Enlightenment and safeguarding personal rights

Enlightenment and safeguarding personal rights

Insignia of secular jurisdiction: Justitia and piles of files. © Volker Hartmann

A processing of abuse only by lawyers is insufficient, says the historian Thomas Grobbolting. Historians should also be involved in the work to systematically reappraise the past.

The Hamburg historian Thomas Grobbolting considers an abuse reappraisal in the Catholic Church only by lawyers to be insufficient. "This is a limited view of things, which contributes only a small part to the effort to reappraise," the historian told the "Kolner Stadt-Anzeiger" (Wednesday).

On Friday, Cologne Cardinal Rainer Maria Woelki had stopped the cooperation with a Munich law firm because its study on possible misconduct of diocesan officials in dealing with abuse cases was allegedly methodologically flawed. In addition, Woelki commissioned a new partnership with the investigation.

Historians participate

For the diocese of Munster, Grobbolting is leading his own research project on how the diocese's leadership deals with cases of sexualized violence. "The core business of the historian is to reappraise the past. There we have a completely different expertise than lawyers, who focus on the question of the legality or illegality of human behavior," says the historian.

The two-and-a-half-year project at Grobbolting's former place of work at the University of Munster is being financed by the diocese of Munster to the tune of 1.3 million euros, according to him. A core team of four historians and an ethnologist are working on it.

Established standards

On the controversial question of statements about those still living in positions of responsibility, Grobbolting referred to "long-established standards," such as those in the Stasi Records Act. Here, too, it was a matter of a double interest: to satisfy the interest in clarification and, at the same time, to protect the personal rights of the persons concerned.

The historian announced that he would clearly identify responsibilities of "relative persons of contemporary history" such as bishops, vicars general or chiefs of staff in his opinion, if necessary linked with their own arrivals.

Possible reasons?

His investigations revealed the first characteristics of the diocesan leadership's actions, Grobbolting said.
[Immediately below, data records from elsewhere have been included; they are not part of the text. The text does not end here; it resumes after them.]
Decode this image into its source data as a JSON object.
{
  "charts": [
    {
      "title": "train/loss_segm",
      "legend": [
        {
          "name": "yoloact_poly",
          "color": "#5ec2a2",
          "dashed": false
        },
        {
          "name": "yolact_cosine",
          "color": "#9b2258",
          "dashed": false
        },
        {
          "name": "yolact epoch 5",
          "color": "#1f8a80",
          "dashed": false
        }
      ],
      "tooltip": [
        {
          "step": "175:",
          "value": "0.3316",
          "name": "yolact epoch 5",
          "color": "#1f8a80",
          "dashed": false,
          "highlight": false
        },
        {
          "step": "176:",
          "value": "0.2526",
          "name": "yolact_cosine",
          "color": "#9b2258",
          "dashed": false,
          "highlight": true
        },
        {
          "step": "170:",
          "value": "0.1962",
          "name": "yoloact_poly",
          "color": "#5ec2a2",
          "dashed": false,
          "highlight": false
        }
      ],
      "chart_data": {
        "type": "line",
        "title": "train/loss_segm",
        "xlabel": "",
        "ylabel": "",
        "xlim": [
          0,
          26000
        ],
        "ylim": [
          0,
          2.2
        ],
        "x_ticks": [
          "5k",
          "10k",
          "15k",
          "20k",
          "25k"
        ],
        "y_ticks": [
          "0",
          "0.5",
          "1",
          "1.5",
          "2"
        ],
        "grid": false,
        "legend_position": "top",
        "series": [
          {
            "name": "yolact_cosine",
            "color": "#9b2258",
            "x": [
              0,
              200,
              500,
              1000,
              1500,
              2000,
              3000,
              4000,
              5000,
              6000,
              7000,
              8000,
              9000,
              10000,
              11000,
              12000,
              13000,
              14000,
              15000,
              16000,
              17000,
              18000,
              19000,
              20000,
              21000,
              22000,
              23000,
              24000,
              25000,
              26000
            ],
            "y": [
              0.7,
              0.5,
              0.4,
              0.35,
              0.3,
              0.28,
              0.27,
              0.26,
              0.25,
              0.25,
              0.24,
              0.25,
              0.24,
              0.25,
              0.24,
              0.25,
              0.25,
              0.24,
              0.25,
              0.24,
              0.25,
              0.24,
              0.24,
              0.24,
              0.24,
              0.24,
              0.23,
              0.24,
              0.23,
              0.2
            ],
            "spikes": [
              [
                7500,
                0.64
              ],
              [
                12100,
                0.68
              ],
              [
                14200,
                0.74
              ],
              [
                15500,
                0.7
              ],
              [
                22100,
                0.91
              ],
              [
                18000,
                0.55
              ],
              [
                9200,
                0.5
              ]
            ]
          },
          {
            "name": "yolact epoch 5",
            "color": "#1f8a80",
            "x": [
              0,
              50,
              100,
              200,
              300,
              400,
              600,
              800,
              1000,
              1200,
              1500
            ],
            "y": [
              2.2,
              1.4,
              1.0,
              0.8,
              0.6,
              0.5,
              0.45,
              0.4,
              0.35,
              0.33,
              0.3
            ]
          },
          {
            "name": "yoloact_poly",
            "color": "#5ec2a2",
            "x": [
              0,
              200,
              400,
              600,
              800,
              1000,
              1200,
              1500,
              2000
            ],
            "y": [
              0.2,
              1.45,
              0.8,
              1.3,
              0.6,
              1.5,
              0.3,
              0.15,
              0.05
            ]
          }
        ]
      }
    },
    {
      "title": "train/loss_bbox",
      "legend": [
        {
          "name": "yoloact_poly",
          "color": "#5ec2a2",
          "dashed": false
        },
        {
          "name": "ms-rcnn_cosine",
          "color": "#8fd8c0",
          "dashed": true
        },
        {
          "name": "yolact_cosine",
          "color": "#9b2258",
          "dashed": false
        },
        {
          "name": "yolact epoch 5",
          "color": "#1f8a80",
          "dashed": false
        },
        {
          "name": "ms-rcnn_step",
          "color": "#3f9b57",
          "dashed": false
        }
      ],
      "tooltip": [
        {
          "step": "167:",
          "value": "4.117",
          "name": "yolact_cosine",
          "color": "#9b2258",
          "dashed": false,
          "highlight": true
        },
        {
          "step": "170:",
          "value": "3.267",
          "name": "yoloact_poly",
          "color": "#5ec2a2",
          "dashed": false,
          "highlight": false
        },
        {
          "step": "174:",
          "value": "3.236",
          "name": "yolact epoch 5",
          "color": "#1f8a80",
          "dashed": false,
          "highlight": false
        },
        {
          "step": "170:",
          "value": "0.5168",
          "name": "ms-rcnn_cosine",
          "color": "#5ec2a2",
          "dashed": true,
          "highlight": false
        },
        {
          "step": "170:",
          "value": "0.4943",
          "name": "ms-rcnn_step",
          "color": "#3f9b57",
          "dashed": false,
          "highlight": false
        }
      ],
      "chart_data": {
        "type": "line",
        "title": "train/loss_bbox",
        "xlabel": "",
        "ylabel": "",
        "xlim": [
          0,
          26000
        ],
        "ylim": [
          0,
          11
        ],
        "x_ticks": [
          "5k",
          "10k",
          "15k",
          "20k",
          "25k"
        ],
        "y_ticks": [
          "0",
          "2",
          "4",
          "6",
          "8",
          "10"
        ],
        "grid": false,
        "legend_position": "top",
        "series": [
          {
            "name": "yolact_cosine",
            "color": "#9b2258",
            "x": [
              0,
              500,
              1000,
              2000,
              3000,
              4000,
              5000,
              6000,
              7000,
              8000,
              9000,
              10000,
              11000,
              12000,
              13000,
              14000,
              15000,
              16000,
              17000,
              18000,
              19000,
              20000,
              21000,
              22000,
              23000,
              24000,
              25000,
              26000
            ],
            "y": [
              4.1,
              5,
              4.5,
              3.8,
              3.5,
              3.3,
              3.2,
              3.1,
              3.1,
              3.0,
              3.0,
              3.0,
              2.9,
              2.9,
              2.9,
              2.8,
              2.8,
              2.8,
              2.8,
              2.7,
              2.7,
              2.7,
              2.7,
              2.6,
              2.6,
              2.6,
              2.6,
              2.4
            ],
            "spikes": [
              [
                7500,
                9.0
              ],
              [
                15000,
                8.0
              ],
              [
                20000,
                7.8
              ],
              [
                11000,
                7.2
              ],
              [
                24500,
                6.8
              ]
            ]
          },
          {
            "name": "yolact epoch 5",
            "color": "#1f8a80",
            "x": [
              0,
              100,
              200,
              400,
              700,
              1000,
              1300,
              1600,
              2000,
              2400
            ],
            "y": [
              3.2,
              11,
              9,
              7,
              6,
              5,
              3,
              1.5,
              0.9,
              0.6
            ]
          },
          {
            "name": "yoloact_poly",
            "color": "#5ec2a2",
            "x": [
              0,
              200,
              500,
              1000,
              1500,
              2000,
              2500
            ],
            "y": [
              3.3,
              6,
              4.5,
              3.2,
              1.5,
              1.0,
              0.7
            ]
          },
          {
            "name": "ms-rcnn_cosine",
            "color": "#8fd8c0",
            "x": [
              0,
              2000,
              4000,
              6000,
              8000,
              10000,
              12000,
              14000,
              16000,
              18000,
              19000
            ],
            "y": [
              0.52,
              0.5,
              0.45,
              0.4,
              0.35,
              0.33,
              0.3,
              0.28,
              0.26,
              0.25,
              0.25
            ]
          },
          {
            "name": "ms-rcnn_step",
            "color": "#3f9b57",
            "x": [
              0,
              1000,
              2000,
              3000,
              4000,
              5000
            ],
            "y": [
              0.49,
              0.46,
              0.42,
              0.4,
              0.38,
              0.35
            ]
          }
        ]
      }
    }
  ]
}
The "episcopal care" had "for a long time always been directed first at the offender". "This is a matter of preserving the priestly existence of the confrere."Behind this is the idea of the special value of the ordained priest.

"This status of the individual," he said, is what the Church needs to "maintain because at the same time the sacrality of the system hangs on it"; this has been "for a long time the thinking of the diocesan leadership". Grobbolting said: "And I strongly suspect that what we have found for Munster will not have been different in Cologne."